Originally posted by Scott J:
DNA suggest something? What did it sound like?
And no that is not just a sarcastic, rhetorical question. It points to a most important point. The facts of DNA as interpretted by someone is where the suggestion comes in.
OK fair enough in a way but remember I was responding to a post where an anti-evolutionist stated DNA suggests (his word) that it was created uniquely for each species, and using that form of speech in my reply.
I am going to violate my own rule and deal with this detail just briefly. It was on my mind as I drove past thousands of acres of crop land on the way home yesterday.
And I want to thank you for taking the time to actually address this issue, which has been raised many many times in this board and in other places and I have yet to see an attempt at a substantive reply to this important piece of evidence, until now.
You build this case as if the only conclusion is that primates have a common ancestor. Let me suggest another scenario that has real world comparisons.
Perhaps primates, which can still suffer from some of the same diseases, were at some time hit with a significant plague and only those with the deficiency you cite could survive it.
You've made a nice try but you've missed the point. The point is that this non-functioning gene exists in exactly the same form over multiple species. So how would the damage to this gene - as specific as saying of your car that it was stopped by removing left rear wheel - occur over multiple species?

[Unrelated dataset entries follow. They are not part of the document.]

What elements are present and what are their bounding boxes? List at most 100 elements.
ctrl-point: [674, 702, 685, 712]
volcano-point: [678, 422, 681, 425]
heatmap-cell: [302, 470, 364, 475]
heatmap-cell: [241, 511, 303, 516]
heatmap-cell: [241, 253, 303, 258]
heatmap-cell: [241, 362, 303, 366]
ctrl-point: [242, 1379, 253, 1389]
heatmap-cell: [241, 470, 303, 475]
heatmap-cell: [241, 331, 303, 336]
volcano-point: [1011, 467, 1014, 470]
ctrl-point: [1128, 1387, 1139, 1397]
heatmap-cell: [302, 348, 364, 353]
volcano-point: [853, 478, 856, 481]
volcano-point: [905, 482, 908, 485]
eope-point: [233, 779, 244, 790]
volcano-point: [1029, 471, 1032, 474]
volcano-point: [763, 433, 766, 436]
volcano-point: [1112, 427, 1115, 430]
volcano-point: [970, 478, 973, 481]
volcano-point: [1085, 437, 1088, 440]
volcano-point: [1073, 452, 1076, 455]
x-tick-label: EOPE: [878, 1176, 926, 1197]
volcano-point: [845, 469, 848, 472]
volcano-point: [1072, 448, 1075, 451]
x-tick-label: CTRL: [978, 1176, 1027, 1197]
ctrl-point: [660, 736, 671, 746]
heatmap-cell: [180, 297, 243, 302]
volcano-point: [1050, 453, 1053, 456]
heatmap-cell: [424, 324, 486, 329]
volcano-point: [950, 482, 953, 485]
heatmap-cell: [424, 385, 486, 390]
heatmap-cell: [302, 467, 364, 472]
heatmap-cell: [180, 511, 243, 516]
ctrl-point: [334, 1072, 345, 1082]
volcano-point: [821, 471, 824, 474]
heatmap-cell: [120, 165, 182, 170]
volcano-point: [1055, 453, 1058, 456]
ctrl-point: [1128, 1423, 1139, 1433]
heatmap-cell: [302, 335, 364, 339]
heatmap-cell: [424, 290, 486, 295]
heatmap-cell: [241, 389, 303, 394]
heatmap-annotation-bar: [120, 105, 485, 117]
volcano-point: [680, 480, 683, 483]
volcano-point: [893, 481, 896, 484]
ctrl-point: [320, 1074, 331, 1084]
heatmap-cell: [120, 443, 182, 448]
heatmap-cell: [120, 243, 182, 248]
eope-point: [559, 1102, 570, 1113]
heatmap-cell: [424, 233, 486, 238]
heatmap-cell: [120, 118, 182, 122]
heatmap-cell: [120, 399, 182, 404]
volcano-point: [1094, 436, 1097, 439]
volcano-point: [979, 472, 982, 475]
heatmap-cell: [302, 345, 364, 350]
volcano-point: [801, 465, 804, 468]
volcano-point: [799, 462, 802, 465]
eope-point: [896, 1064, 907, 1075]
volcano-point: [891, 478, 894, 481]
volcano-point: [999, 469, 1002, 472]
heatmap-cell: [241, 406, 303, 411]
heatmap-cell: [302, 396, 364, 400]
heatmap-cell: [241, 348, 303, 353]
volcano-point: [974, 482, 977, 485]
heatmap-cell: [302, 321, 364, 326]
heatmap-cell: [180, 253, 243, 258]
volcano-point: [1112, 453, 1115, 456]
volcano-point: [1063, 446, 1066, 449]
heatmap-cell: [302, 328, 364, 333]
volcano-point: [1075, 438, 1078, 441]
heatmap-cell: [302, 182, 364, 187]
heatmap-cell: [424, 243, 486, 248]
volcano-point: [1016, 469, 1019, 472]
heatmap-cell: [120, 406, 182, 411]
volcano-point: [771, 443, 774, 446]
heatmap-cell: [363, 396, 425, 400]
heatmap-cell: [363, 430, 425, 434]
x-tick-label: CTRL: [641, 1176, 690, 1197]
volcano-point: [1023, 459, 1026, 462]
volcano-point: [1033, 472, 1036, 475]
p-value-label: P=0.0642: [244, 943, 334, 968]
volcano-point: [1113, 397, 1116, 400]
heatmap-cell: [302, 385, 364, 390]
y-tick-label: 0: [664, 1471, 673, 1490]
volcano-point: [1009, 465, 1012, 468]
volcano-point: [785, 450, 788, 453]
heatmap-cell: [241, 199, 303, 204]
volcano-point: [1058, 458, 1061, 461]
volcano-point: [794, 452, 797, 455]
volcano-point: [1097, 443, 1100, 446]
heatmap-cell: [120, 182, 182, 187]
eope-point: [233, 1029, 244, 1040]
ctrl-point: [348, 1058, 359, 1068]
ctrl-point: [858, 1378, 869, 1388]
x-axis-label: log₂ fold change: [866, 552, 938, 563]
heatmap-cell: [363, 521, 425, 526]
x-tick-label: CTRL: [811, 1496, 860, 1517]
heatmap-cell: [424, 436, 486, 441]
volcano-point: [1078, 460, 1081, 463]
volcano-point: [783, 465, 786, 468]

In order to make your suggestion credible, some investigation would be in order. The gene at present is non-funtional. Is that determination in error? Are there ways in which the gene can perhaps express itself in some circumstances?
Why is the damage always the "left rear tire"? Wouldn't the right rear tire or the crankshaft give similar results?
The idea that the gene broke but that didn't matter because there was plenty of vitamin c in the diet is a very simple, easily understood idea.
You can try to place another reason for the broken gene in there, as you did, but that misses the evidential point, which is that the exact same defect occurs across multiple species. How did THAT happen in the absense of a common ancestor that started the defect off in the beginning?
It is also the case with insects and agricultural pesticides. Insects usually adapt by losing genetic information. IOW, only those in the population without certain gene characteristics survive. These deficiencies may manifest themselves as a disadvantage elsewhere but they allow the survival of a remnant.
I'm sorry, but I regard learning how to live with a poisen that used to kill my ancestors as a gain in information not a loss in information.
You have leapt to the conclusion that it must be a common ancestor when all the evidence really requires is that we have some common genetic attributes . . . . But why? Why must it be a common ancestor? Because it agrees with the assumptions.
Common genetic attributes are routinely regarded as evidence of ancestry in matters of legally establishing paternity. Do you think all our courts are misguided by relying on this evidence, or are we perhaps at last really on the track of something that is reliable? I submit the latter is the case.
OK Nice try, but in my opinion the argument that there might be a hidden purpose behind the mutation fails to explain the exact uniformity of the mutation within species that exactly matches the postulated evolutionary pattern. This omission in your argument, coupled with the complete out of the blue speculation for an unknown and unknowable purpose based on merely assuming there has to be a purpose, leaves your arguement, in my opinion, out in the cold.
Primates are not the only creatures that fail to make vitamin C - guina pigs also fail, and they have (surprise!) a different mutation that causes their problem. Not surprising to the evolutionist, they're not in the same closely evolutionary related family tree.